Finish Up Your LinkedIn Profile

LinkedIn has grown in importance in the job search process  More and more recruiters are using the service to find out more about job applicants. Make sure your profile isn’t lacking any essential parts. Take a look at your profile and make sure you are not missing any of these things:

  • A professional looking headshot- Don’t use the same profile pic as on your Facebook. Use a photo where you can see your face clearly. Dress professionally.
  • Join groups- Join Boston University related groups, groups in your industry, and groups related to your interests. You have the ability to connect to professionals in the field, take advantage of it.
  • Have a succinct summary- Don’t use the word “aspiring” in your headline. Use “study” or “studying” instead (if you’re a student.)
  • Get recommendations- If you don’t like asking for a recommendation, take matters in to your own hands. Recommend a bunch of people, there’s a good chance a few of them will recommend you back. Who doesn’t like having good things said about themselves?
  • Put the good stuff first- Don’t hide the fact that you won a prestigious award at the bottom of your profile. You have the ability to arrange your profile in a way that you can’t on a resume.

LinkedIn profiles are quickly gaining in importance. Make sure you take advantage of it.

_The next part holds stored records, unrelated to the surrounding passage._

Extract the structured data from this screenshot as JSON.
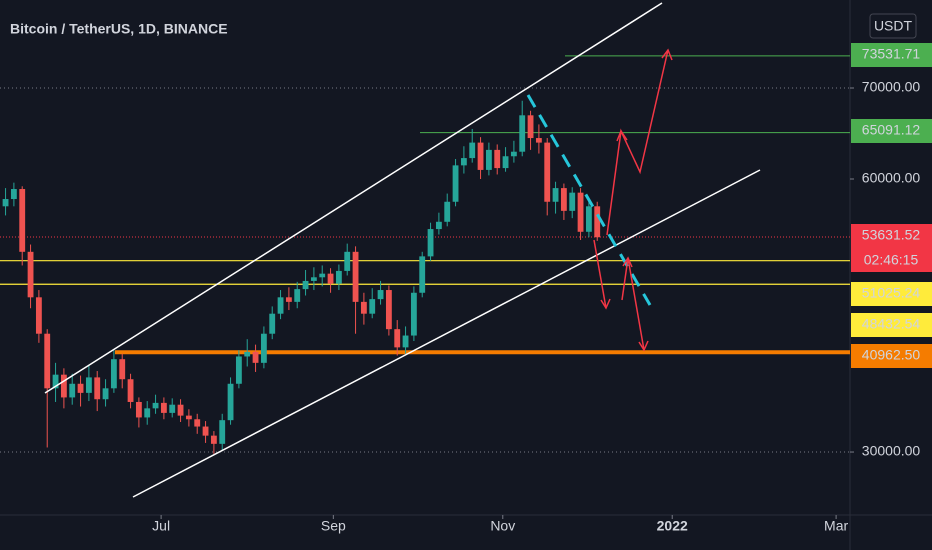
{
  "chart_data": {
    "type": "candlestick",
    "title": "Bitcoin / TetherUS, 1D, BINANCE",
    "currency": "USDT",
    "countdown": "02:46:15",
    "x": [
      2,
      5,
      8,
      11,
      14,
      17,
      20,
      23,
      26,
      29,
      32,
      35,
      38,
      41,
      44,
      47,
      50,
      53,
      56,
      59,
      62,
      65,
      68,
      71,
      74,
      77,
      80,
      83,
      86,
      89,
      92,
      95,
      98,
      101,
      104,
      107,
      110,
      113,
      116,
      119,
      122,
      125,
      128,
      131,
      134,
      137,
      140,
      143,
      146,
      149,
      152,
      155,
      158,
      161,
      164,
      167,
      170,
      173,
      176,
      179,
      182,
      185,
      188,
      191,
      194,
      197,
      200,
      203,
      206,
      209,
      212,
      215
    ],
    "open": [
      57000,
      57800,
      58900,
      52000,
      47000,
      43000,
      37000,
      38500,
      36000,
      37500,
      36500,
      38200,
      35800,
      37000,
      40200,
      38000,
      35500,
      33800,
      34800,
      35400,
      34300,
      35200,
      34000,
      33600,
      32800,
      31800,
      30900,
      33500,
      37500,
      40500,
      41000,
      39800,
      43000,
      45200,
      47000,
      46500,
      47900,
      48800,
      49200,
      49600,
      48500,
      49900,
      52000,
      46500,
      45200,
      46800,
      47800,
      43500,
      41500,
      42800,
      47500,
      51500,
      54500,
      55300,
      57500,
      61500,
      62300,
      64000,
      61000,
      63200,
      61200,
      62500,
      63000,
      67000,
      64500,
      64000,
      57500,
      59000,
      56500,
      58500,
      54200,
      57000
    ],
    "high": [
      59000,
      59600,
      59200,
      52800,
      47800,
      43500,
      39800,
      39200,
      38600,
      38400,
      39500,
      38900,
      38000,
      41300,
      40800,
      38600,
      36000,
      35600,
      36300,
      36000,
      35900,
      35800,
      34700,
      34200,
      33400,
      32300,
      34200,
      38200,
      41200,
      42400,
      41800,
      43800,
      46000,
      47800,
      48100,
      48700,
      50000,
      50300,
      50500,
      50200,
      50600,
      52900,
      52600,
      47500,
      48000,
      48800,
      48300,
      44500,
      43800,
      48200,
      52000,
      55200,
      56300,
      58400,
      62200,
      63600,
      65500,
      64600,
      64000,
      63800,
      63500,
      64200,
      68600,
      67500,
      66000,
      64500,
      59700,
      59500,
      59100,
      59000,
      57700,
      57500
    ],
    "low": [
      56000,
      57000,
      50500,
      45800,
      42000,
      30500,
      35500,
      34800,
      35200,
      35000,
      35600,
      34500,
      35000,
      36500,
      37000,
      34800,
      32700,
      33000,
      34200,
      33600,
      33800,
      33300,
      32800,
      32000,
      31000,
      29800,
      30200,
      33000,
      37000,
      39400,
      38800,
      39200,
      42400,
      44600,
      45600,
      45800,
      47200,
      47800,
      48200,
      47500,
      47800,
      49400,
      43000,
      44000,
      44700,
      46200,
      42800,
      40600,
      40800,
      42200,
      47000,
      51000,
      53900,
      54800,
      57000,
      60600,
      61800,
      60000,
      60400,
      60500,
      60800,
      61800,
      62500,
      63200,
      62800,
      56000,
      56200,
      55500,
      55700,
      53300,
      53600,
      53200
    ],
    "close": [
      57800,
      58900,
      52000,
      47000,
      43000,
      37000,
      38500,
      36000,
      37500,
      36500,
      38200,
      35800,
      37000,
      40200,
      38000,
      35500,
      33800,
      34800,
      35400,
      34300,
      35200,
      34000,
      33600,
      32800,
      31800,
      30900,
      33500,
      37500,
      40500,
      41000,
      39800,
      43000,
      45200,
      47000,
      46500,
      47900,
      48800,
      49200,
      49600,
      48500,
      49900,
      52000,
      46500,
      45200,
      46800,
      47800,
      43500,
      41500,
      42800,
      47500,
      51500,
      54500,
      55300,
      57500,
      61500,
      62300,
      64000,
      61000,
      63200,
      61200,
      62500,
      63000,
      67000,
      64500,
      64000,
      57500,
      59000,
      56500,
      58500,
      54200,
      57000,
      53600
    ],
    "up_color": "#26a69a",
    "down_color": "#ef5350",
    "xlim": [
      0,
      306
    ],
    "xticks": [
      {
        "value": 58,
        "label": "Jul"
      },
      {
        "value": 120,
        "label": "Sep"
      },
      {
        "value": 181,
        "label": "Nov"
      },
      {
        "value": 242,
        "label": "2022"
      },
      {
        "value": 301,
        "label": "Mar"
      }
    ],
    "ylim": [
      23080,
      79670
    ],
    "yticks": [
      {
        "value": 70000,
        "label": "70000.00"
      },
      {
        "value": 60000,
        "label": "60000.00"
      },
      {
        "value": 30000,
        "label": "30000.00"
      }
    ],
    "grid_ticks": [
      {
        "value": 70000,
        "label": "70000.00"
      },
      {
        "value": 30000,
        "label": "30000.00"
      }
    ],
    "levels": [
      {
        "value": 73531.71,
        "label": "73531.71",
        "color": "#4caf50"
      },
      {
        "value": 65091.12,
        "label": "65091.12",
        "color": "#4caf50"
      },
      {
        "value": 53631.52,
        "label": "53631.52",
        "color": "#f23645"
      },
      {
        "value": 51025.24,
        "label": "51025.24",
        "color": "#ffeb3b"
      },
      {
        "value": 48432.54,
        "label": "48432.54",
        "color": "#ffeb3b"
      },
      {
        "value": 40962.5,
        "label": "40962.50",
        "color": "#f57c00"
      }
    ]
  }
}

Asking the Right Questions During Job Interviews

A good way to demonstrate your interest in a job is to ask thought provoking questions during a job interview. Anyone can go in to a job interview, sit back, and just answer questions about themselves. However, it takes effort to be engaged and curious about a company. Taking the extra few minutes to come up some questions beforehand may pay off in the long run.

Here are a few primers to develop questions:

– Ask someone where they would like the company to be in five years. This could resonate more with small-business owners and start-up founders. They probably have a huge personal stake in their company and would love to talk about it.

– Look up some projects that the company worked on, if it’s applicable. Ask about how they tackled a certain story or handled an account. People like to talk about how they did things. Don’t  patronize by saying blanket statements like, “Your company is the leader in the industry.” Mentions specific examples of where the company excelled and ask about them.

– Don’t ask about salary, benefits or vacation. There is an appropriate time to ask about those issues, but the initial interview is not that time.

-“If the local paper were going to run a four-page article about your company’s culture, what would be impossible not to include?”  (I stole this one from The Ladders) I like this because it’s creative and it gives them a chance to highlight some unconventional aspects of the company.

– Ask about how people learn at the company. I learn best with a mentor or someone to help guide me. This could help you decide about the position later.

The key to asking good questions is to be specific and do your homework. Do not go into an interview empty handed.